Additionally, The outbreak of a flu virus that has led to a U.S. public health emergency highlights the need for a strong government commitment to scientific research, President Barack Obama said Monday. Obama promised a major investment in research and development for scientific innovation, saying the United States has fallen behind others.
"I believe it is not in our character, American character, to follow—but to lead. And it is time for us to lead once again. I am here today to set this goal: we will devote more than 3 percent of our GDP to research and development," Obama said in a speech at the annual meeting of the National Academy of Sciences.
Obama said that U.S. cases of swine flu were "not a cause for alarm" but the administration was monitoring them closely.
Keep track of what Obama has been doing since taking office:
Day 97: White House to Detail Government Response to Swine Flu (Apr. 26)
- Obama has received regular briefings from advisers on the swine flu outbreak and the White House readied guidance for Americans. The Obama administration held a briefing to outline the government's response. White House press secretary Robert Gibbs said the outbreak is serious but the public should know "it's not a time to panic."
Vice President Joe Biden said he worries about his son who is serving in Iraq, but tries to not look at the ongoing war solely as a father. Obama called Biden "very valuable" during a profile that aired on CBS News' "60 Minutes." "You know, Joe's not afraid to tell me what he thinks," Obama said. "And that's exactly what I need, and exactly what I want."
Day 96: Obama Asks for Ideas on Curbing Federal Spending (Apr. 25)
- Obama unveiled new steps to restore U.S. fiscal discipline, including support for legislation that would require Congress to pay for any new programs by raising taxes or cutting other expenditures. Acknowledging that he had spent heavily to confront a historic economic crisis since taking office, Obama said the country was on an unsustainable course and would have to make hard choices to bring the budget under control.

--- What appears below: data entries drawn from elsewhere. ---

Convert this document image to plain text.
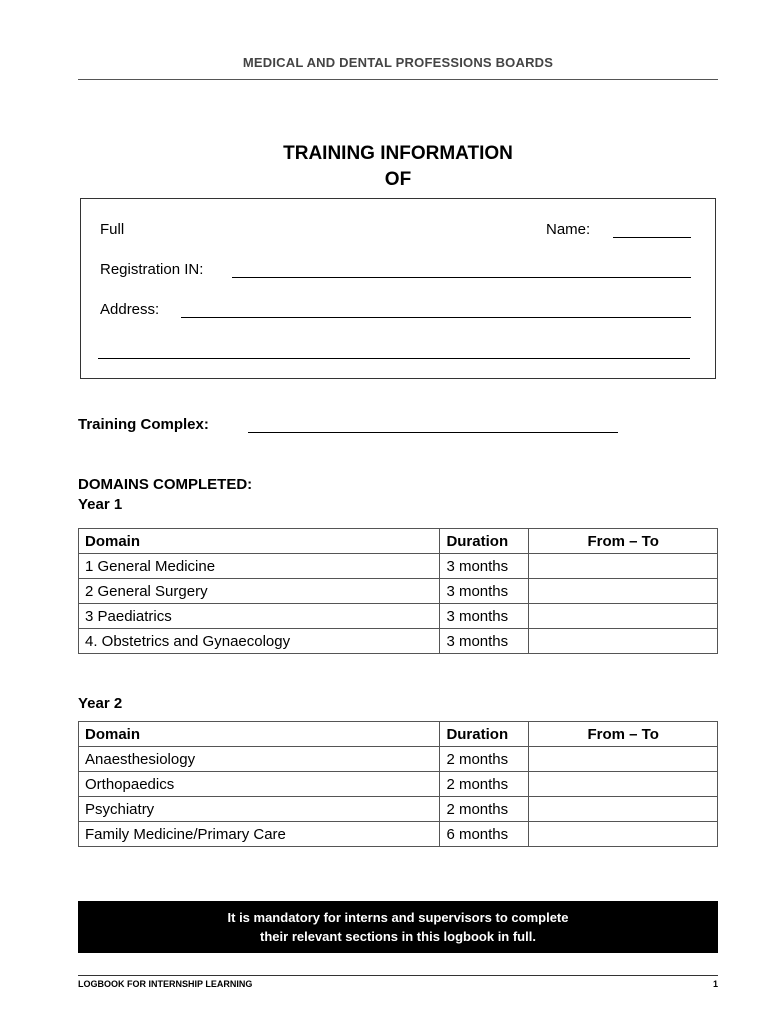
MEDICAL AND DENTAL PROFESSIONS BOARDS
TRAINING INFORMATION
OF
Full	Name:
Registration IN:
Address:
Training Complex:
DOMAINS COMPLETED:
Year 1
Domain	Duration	From – To
1 General Medicine	3 months	
2 General Surgery	3 months	
3 Paediatrics	3 months	
4. Obstetrics and Gynaecology	3 months	
Year 2
Domain	Duration	From – To
Anaesthesiology	2 months	
Orthopaedics	2 months	
Psychiatry	2 months	
Family Medicine/Primary Care	6 months	
It is mandatory for interns and supervisors to complete
their relevant sections in this logbook in full.
LOGBOOK FOR INTERNSHIP LEARNING	1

- Obama announced a plan for federal workers to propose ways to improve their agencies' and departments' budgets. The president said employees' ideas would be key as his Cabinet officials cut millions from the federal budget and trim the deficit.
- The President reiterates a theme that has been a hallmark of his career, namely that "old habits and stale thinking" will simply not help us solve the new and immense problems our country faces. (Watch the Video Here)

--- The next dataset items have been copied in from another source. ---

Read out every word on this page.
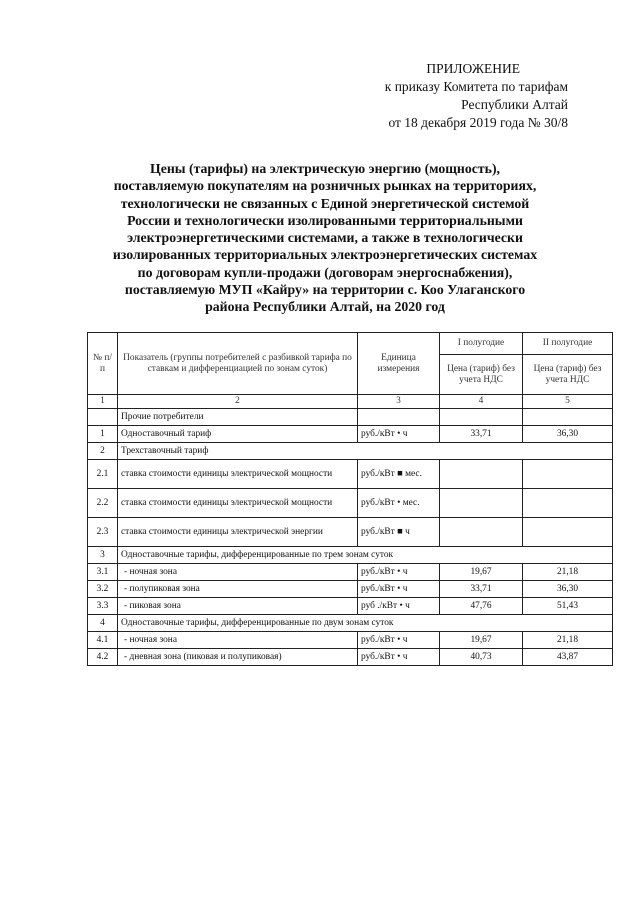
ПРИЛОЖЕНИЕ
к приказу Комитета по тарифам
Республики Алтай
от 18 декабря 2019 года № 30/8
Цены (тарифы) на электрическую энергию (мощность),
поставляемую покупателям на розничных рынках на территориях,
технологически не связанных с Единой энергетической системой
России и технологически изолированными территориальными
электроэнергетическими системами, а также в технологически
изолированных территориальных электроэнергетических системах
по договорам купли-продажи (договорам энергоснабжения),
поставляемую МУП «Кайру» на территории с. Коо Улаганского
района Республики Алтай, на 2020 год
№ п/п	Показатель (группы потребителей с разбивкой тарифа по ставкам и дифференциацией по зонам суток)	Единица измерения	I полугодие	II полугодие
			Цена (тариф) без учета НДС	Цена (тариф) без учета НДС
1	2	3	4	5
	Прочие потребители			
1	Одноставочный тариф	руб./кВт • ч	33,71	36,30
2	Трехставочный тариф			
2.1	ставка стоимости единицы электрической мощности	руб./кВт ■ мес.		
2.2	ставка стоимости единицы электрической мощности	руб./кВт • мес.		
2.3	ставка стоимости единицы электрической энергии	руб./кВт ■ ч		
3	Одноставочные тарифы, дифференцированные по трем зонам суток			
3.1	- ночная зона	руб./кВт • ч	19,67	21,18
3.2	- полупиковая зона	руб./кВт • ч	33,71	36,30
3.3	- пиковая зона	руб ./кВт • ч	47,76	51,43
4	Одноставочные тарифы, дифференцированные по двум зонам суток			
4.1	- ночная зона	руб./кВт • ч	19,67	21,18
4.2	- дневная зона (пиковая и полупиковая)	руб./кВт • ч	40,73	43,87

Day 95: Obama Bipartisanship Push has Mixed Success (Apr. 24)
- Obama swept into office with a lofty promise to bridge the capital's fierce partisan divide. Easier said than done. "Old habits are hard to break," the new president acknowledged in February as reality set in just weeks after he took office.
- Obama faces a dilemma as he prepares to issue an annual presidential statement on the World War I-era killings of Armenians by Ottoman Turks. Referring to the killings as genocide could upend recent pledges of a closer partnership with Turkey, a vital U.S. ally in a critical region. Steering around the word would break his unequivocal campaign pledges to recognize the killings as genocide.